When the model is developed for an air preheater, the model fidelity is tested against the predicted air and has outlet temperatures. The model parameters are tuned until the predicted temperatures closely match the actual measured air and gas outlet temperatures at various loads.
At the basic level, the model is a windows executable that takes as input a data file comprising of the physical properties, heat transfer coefficients and operating data inputs. The resultant output is a data file comprising the two dimensional matrix of metal and fluid temperatures.

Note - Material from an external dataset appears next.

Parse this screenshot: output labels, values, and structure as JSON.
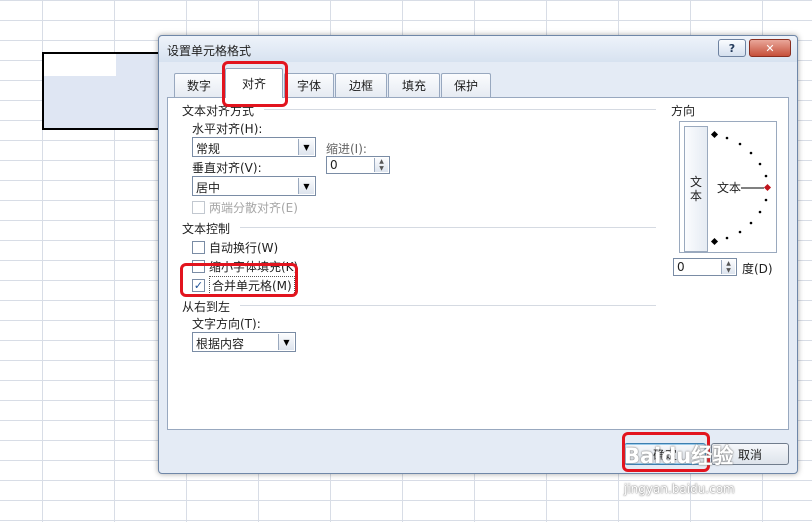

EPRI has developed a Microsoft Excel front end to this engine which is used as an offline tool to conduct data analysis, model tuning and general process analysis.
Breen has implemented a shell around the windows executable and wrapped it into a Windows Human Machine Interface program that can communicate with plant DCS or data historians such as OSI-PI and run the model in real time and provide the relevant outputs back to the DCS or data historian.
Breen has further developed a technique to run a box factorial design on the operating conditions within the plant operations and generate a set of polynomial equations that represent a statistically valid approximation of the model. These polynomials can then be implemented in a DCS or other system and executed in real time to generate relevant data outputs for process monitoring and optimization.